Stärke durch Klarheit

Man muss sich klarmachen, dass die politischen Verhältnisse normalerweise nur von einer überschaubaren Zahl von Menschen gestaltet werden. Egal, ob Demokratie oder Diktatur: die Gruppe derer, die sich wirklich dafür interessiert und auch die Fähigkeit hat, die Mechanismen zu durchschauen, die war damals sowieso nicht groß, und heute ist sie auch nicht riesig. Viele gehen noch nicht mal zur Wahl, weil ihnen das alles zu kompliziert ist.

Wenn nun mit den Christen eine Gruppe entsteht, wo auch die einfachen Leute einen Denkhorizont für das Ganze entwickeln, und dabei konstruktiv bleiben, dann verschiebt das im Lauf der Zeit die gesellschaftliche Machtverteilung. Keine Regierung kann auf die Dauer gegen ihr Volk regieren, weder im Guten noch im Bösen. Kurzfristig kann man die Leute unterdrücken und gängeln, aber auf die Dauer hält man das nicht durch. Revolutionäre und Rebellen schauen auf die kurzfristige Macht, die Christen bewirken die langfristige Transformation der Gesellschaften, in denen sie leben.

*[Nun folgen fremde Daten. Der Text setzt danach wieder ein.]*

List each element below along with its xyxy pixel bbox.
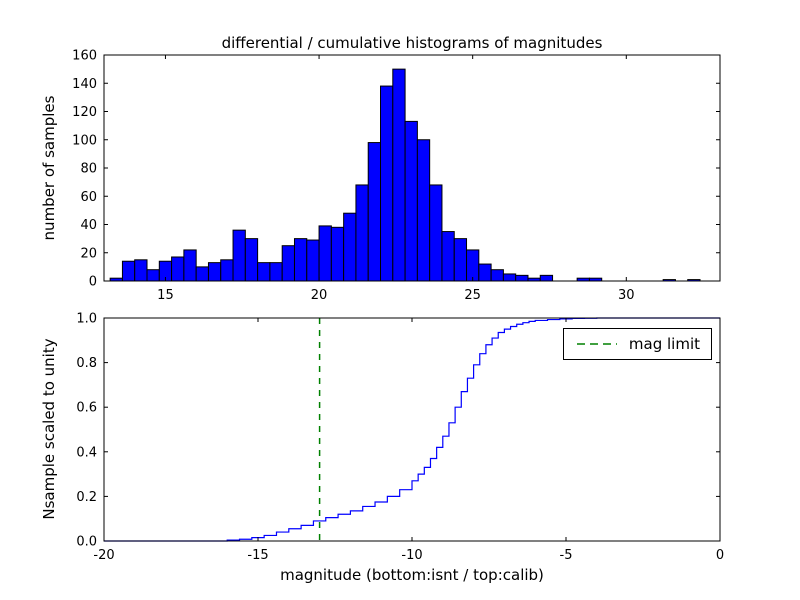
y-tick-label: 0.8 (76, 356, 97, 371)
legend-label: mag limit (628, 335, 700, 353)
chart-title: differential / cumulative histograms of … (221, 34, 603, 52)
histogram-bar (502, 273, 517, 282)
y-tick-label: 120 (72, 105, 97, 120)
histogram-bar (453, 238, 468, 282)
x-tick-label: 25 (464, 288, 481, 303)
x-tick-label: 15 (157, 288, 174, 303)
histogram-bar (281, 245, 295, 282)
histogram-bar (183, 249, 197, 282)
bottom-y-axis-label: Nsample scaled to unity (40, 338, 58, 520)
histogram-bar (380, 85, 394, 282)
y-tick-label: 160 (72, 49, 97, 64)
top-y-axis-label: number of samples (40, 95, 58, 241)
x-tick-label: -20 (93, 548, 114, 563)
histogram-bar (343, 212, 357, 282)
y-tick-label: 140 (72, 77, 97, 92)
histogram-bar (466, 249, 480, 282)
histogram-bar (146, 269, 160, 282)
y-tick-label: 20 (80, 246, 97, 261)
histogram-bar (195, 266, 209, 282)
histogram-bar (121, 260, 136, 282)
y-tick-label: 80 (80, 162, 97, 177)
y-tick-label: 0.4 (76, 445, 97, 460)
histogram-bar (207, 262, 222, 282)
top-axes: 15 20 25 30 0 20 40 60 80 100 120 140 160 (72, 49, 721, 303)
y-tick-label: 0.2 (76, 490, 97, 505)
y-tick-label: 1.0 (76, 312, 97, 327)
histogram-bar (429, 184, 443, 282)
x-tick-label: 20 (311, 288, 328, 303)
y-tick-label: 0.0 (76, 535, 97, 550)
bottom-axes: -20 -15 -10 -5 0 0.0 0.2 0.4 0.6 0.8 1.0 (76, 312, 724, 564)
histogram-bar (171, 256, 185, 282)
x-tick-label: -15 (247, 548, 268, 563)
y-tick-label: 60 (80, 190, 97, 205)
histogram-bar (367, 142, 382, 282)
y-tick-label: 0 (89, 275, 97, 290)
x-tick-label: -10 (401, 548, 422, 563)
legend-dashed-line-icon (576, 343, 617, 345)
x-tick-label: -5 (560, 548, 573, 563)
cumulative-curve (104, 317, 720, 542)
histogram-bar (355, 184, 369, 282)
histogram-bar (404, 120, 418, 282)
y-tick-label: 40 (80, 218, 97, 233)
histogram-bar (257, 262, 271, 282)
legend: mag limit (562, 328, 712, 360)
histogram-bar (134, 259, 148, 282)
y-tick-label: 100 (72, 133, 97, 148)
y-tick-label: 0.6 (76, 401, 97, 416)
histogram-bar (392, 68, 406, 282)
histogram-bar (244, 238, 259, 282)
histogram-bar (220, 259, 234, 282)
histogram-bar (515, 274, 529, 282)
bottom-x-axis-label: magnitude (bottom:isnt / top:calib) (280, 566, 544, 584)
histogram-bars (109, 68, 701, 282)
histogram-bar (269, 262, 283, 282)
histogram-bar (232, 229, 246, 282)
histogram-bar (318, 225, 332, 282)
x-tick-label: 0 (716, 548, 724, 563)
histogram-bar (330, 226, 345, 282)
histogram-bar (478, 263, 492, 282)
histogram-bar (490, 269, 504, 282)
x-tick-label: 30 (618, 288, 635, 303)
histogram-bar (539, 274, 554, 282)
histogram-bar (293, 238, 308, 282)
histogram-bar (441, 231, 455, 282)
histogram-bar (416, 139, 431, 282)
histogram-bar (306, 239, 320, 282)
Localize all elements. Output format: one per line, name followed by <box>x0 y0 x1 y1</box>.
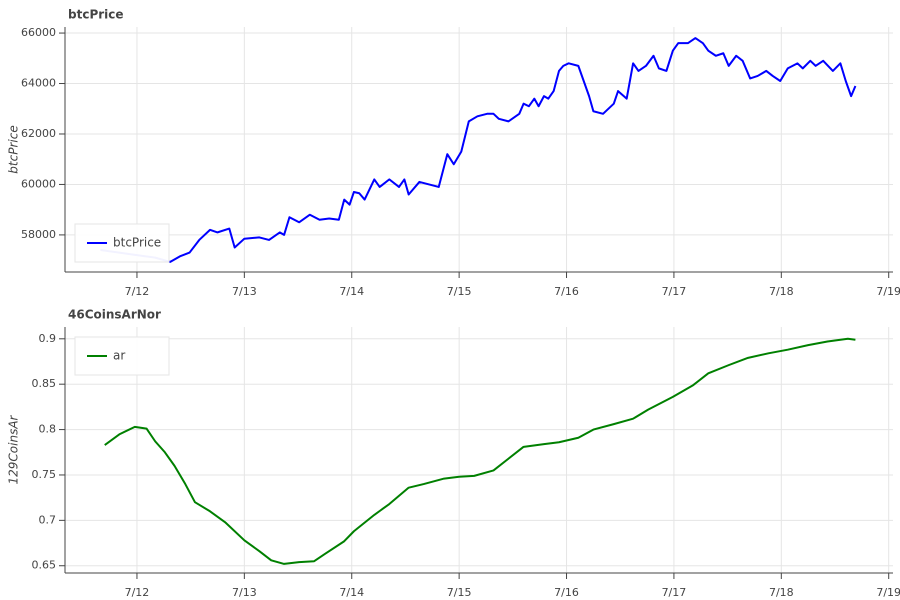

Denn eine Gruppe, deren Mitglieder auf breiter Front Kompetenz, Verantwortung und menschliche Reife entwickeln, entwickelt eine enorme Kraft. Wenn du daran gewöhnt bist, nachzudenken, bevor du redest, mit anderen über bedeutungsvolle Sachen zu reden, in deinem Herzen Geduld und Freundlichkeit zu pflegen, Neid nicht aufkommen zu lassen, Frustrationen zu ertragen, Enttäuschungen nicht zu schwer zu nehmen, ein fröhliches Herz zu behalten, nicht von Sorgen beherrscht zu sein und alles vor Gott zu bringen, dann ist das nicht nur für die Menschen in deiner Umgebung eine Wohltat, sondern für die ganze Gesellschaft. Solche Zellen voll emotionaler Gesundheit, gedanklicher Klarheit und geistlicher Energie strahlen auf vielen Kanälen aus. Sie sorgen für Solidarität und Hoffnung in der Gesellschaft. Wo es solche Zellen nicht gibt, da finden sich stattdessen Wortführer, die Frustration und Angst in Hass und Wut umwandeln.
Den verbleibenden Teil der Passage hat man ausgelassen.